My body agrees with this thinking. My body tells me that sex isn't casual, that impersonal hook-ups are not okay. In my own journey of healing from my painful past, I know that I not only had to heal from the abuse I suffered as a child, but also from the sex that I experienced as an adult that was completely consensual, but in which, nevertheless, I was still being used. This was as true from the sex which occurred in a relationship, as the sex that occurred in the context of one-night-stands where I did not desire a relationship.
What if purity is something to strive for, not because dignity is something that can be lost, (it can't), but because dignity is something that must be respected?
The sex positivists have it right in that sex should not be treated like it is something bad and shameful, something to be done out of "duty", and then only in the missionary position. Yes, sex is good. Or perhaps, it can be good. It is meant to be good. But casual sex severely limits its "positivity." I mean, if sex is merely physical, then the pleasure one receives is merely physical. But if sex is physical, emotional, intellectual, and spiritual, then the pleasure one experiences is physical, emotional, intellectual, and spiritual. To me, sex is positive when I can trust the person I am making love to with knowledge of the secret recesses of my body as well as the secret recesses of my mind and heart. Sex is positive when it is free from fear of not measuring up, fear of the relationship ending, fear of not being beautiful enough, not being wanted enough, or fear of not being truly seen. Sex is positive when I know that the man I give myself to would give his life for me, that he honors me, that he loves the totality of who I am inside and out. Sex is positive when the man who gives himself to me is generous, trustworthy, honest, and when he is my best friend and confidant.
Today, sex is very different for me than that which I had experienced before I knew my husband, and before I went on my journey of healing. Now, I never feel used.

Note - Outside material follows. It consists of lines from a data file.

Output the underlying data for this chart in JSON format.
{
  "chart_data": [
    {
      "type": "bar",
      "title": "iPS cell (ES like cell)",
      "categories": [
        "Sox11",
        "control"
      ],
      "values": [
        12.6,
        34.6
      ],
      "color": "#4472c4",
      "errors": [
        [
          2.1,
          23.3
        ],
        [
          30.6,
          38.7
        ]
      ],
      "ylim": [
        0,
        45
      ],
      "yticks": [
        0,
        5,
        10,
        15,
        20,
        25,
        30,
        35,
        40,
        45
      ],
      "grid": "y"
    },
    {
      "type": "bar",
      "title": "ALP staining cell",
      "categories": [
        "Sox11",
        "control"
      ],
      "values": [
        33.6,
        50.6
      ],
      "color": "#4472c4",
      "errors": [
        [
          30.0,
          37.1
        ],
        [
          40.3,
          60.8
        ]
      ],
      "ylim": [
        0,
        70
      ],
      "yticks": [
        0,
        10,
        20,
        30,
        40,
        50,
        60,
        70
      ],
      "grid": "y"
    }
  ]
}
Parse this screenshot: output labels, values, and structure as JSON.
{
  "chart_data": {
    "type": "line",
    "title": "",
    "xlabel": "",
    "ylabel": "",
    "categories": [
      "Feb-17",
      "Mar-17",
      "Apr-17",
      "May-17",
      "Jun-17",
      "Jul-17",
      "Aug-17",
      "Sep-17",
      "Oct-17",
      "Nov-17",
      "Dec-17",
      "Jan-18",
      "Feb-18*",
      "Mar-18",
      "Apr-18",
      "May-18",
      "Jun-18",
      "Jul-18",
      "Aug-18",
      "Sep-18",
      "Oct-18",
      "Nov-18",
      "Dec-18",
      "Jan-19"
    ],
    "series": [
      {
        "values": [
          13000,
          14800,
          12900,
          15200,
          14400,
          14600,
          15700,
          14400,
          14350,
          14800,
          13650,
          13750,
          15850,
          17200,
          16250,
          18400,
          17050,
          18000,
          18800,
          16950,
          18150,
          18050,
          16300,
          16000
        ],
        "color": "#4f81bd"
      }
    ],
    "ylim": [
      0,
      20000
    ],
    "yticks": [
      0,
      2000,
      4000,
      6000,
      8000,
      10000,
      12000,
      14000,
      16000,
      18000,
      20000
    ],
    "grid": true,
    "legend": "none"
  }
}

I feel affirmed, loved, and cherished; I feel like someone so precious and irreplaceable. And sometimes, I am so moved at the respect and love that my husband shows me, and at the amazing and profound person he is, that I am literally moved to tears. I think this is how sex was meant to be experienced, something that is life-giving (again the metaphysical reality mirrored in biology), respectful, uplifting, and joyful. I wonder how many people go through life, perhaps so wounded and scarred, too cautious to believe that love like this is possible for them, or even too cautious to believe that it exists at all. I know that love like this is possible. I also know that you deserve nothing less.